This Is a nice descriptive landscape poem from Frances Cornford, dealing with a bucolic country scene in Norfolk, near the coast. This is a beautiful part of England, probably under-appreciated, but still relatively unspoilt. Indeed it is a sort of vision of England, rather in the tradition of Gray’s Elegy – a humble country labourer plies his trade amid a country scene which you could imagine unchanged for hundreds of years.
The Coast: Norfolk
As on the highway’s quiet edge
He mows the grass beside the hedge,
The old man has for company
The distant, grey, salt-smelling sea,
A poppied field, a cow and calf,
The finches on the telegraph.
Across his faded back a hone,
He slowly, slowly scythes alone
In silence of the wind-soft air,
With ladies’ bedstraw everywhere,
With whitened corn, and tarry poles,
And far-off gulls like risen souls.
Frances Darwin Cornford
Nothing much happens in this poem.

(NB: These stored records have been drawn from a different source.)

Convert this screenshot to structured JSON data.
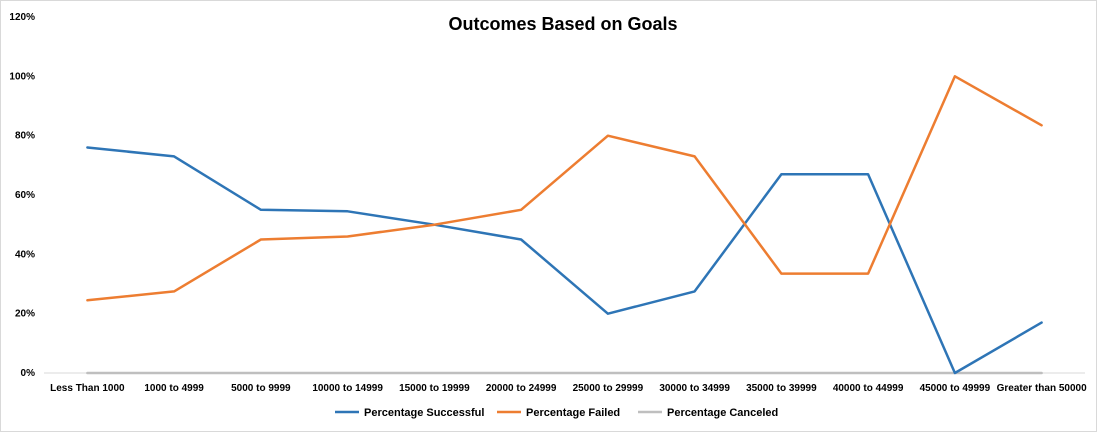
{
  "chart_data": {
    "type": "line",
    "title": "Outcomes Based on Goals",
    "xlabel": "",
    "ylabel": "",
    "categories": [
      "Less Than 1000",
      "1000 to 4999",
      "5000 to 9999",
      "10000 to 14999",
      "15000 to 19999",
      "20000 to 24999",
      "25000 to 29999",
      "30000 to 34999",
      "35000 to 39999",
      "40000 to 44999",
      "45000 to 49999",
      "Greater than 50000"
    ],
    "ylim": [
      0,
      120
    ],
    "yticks": [
      "0%",
      "20%",
      "40%",
      "60%",
      "80%",
      "100%",
      "120%"
    ],
    "grid": false,
    "legend_position": "bottom",
    "series": [
      {
        "name": "Percentage Successful",
        "color": "#2e75b6",
        "values": [
          76,
          73,
          55,
          54.5,
          50,
          45,
          20,
          27.5,
          67,
          67,
          0,
          17
        ]
      },
      {
        "name": "Percentage Failed",
        "color": "#ed7d31",
        "values": [
          24.5,
          27.5,
          45,
          46,
          50,
          55,
          80,
          73,
          33.5,
          33.5,
          100,
          83.5
        ]
      },
      {
        "name": "Percentage Canceled",
        "color": "#bfbfbf",
        "values": [
          0,
          0,
          0,
          0,
          0,
          0,
          0,
          0,
          0,
          0,
          0,
          0
        ]
      }
    ]
  }
}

Indeed it could just as well be a painting, the impact would be very similar. Here, reading the words creates the image in our minds – an old man using a scythe to cut the grass near a field of poppies bordered by the hedge, and the sea not far away. There are birds – finches and gulls, the land and the sea are both at hand. The scene is calm and timeless, life is slow here.
And there is some formal consistency as well, for those that care to look for it – rhyming couplets, 8 syllables to a line. The simplicity of the subject masks well the craft of the poet – as it should, sometimes.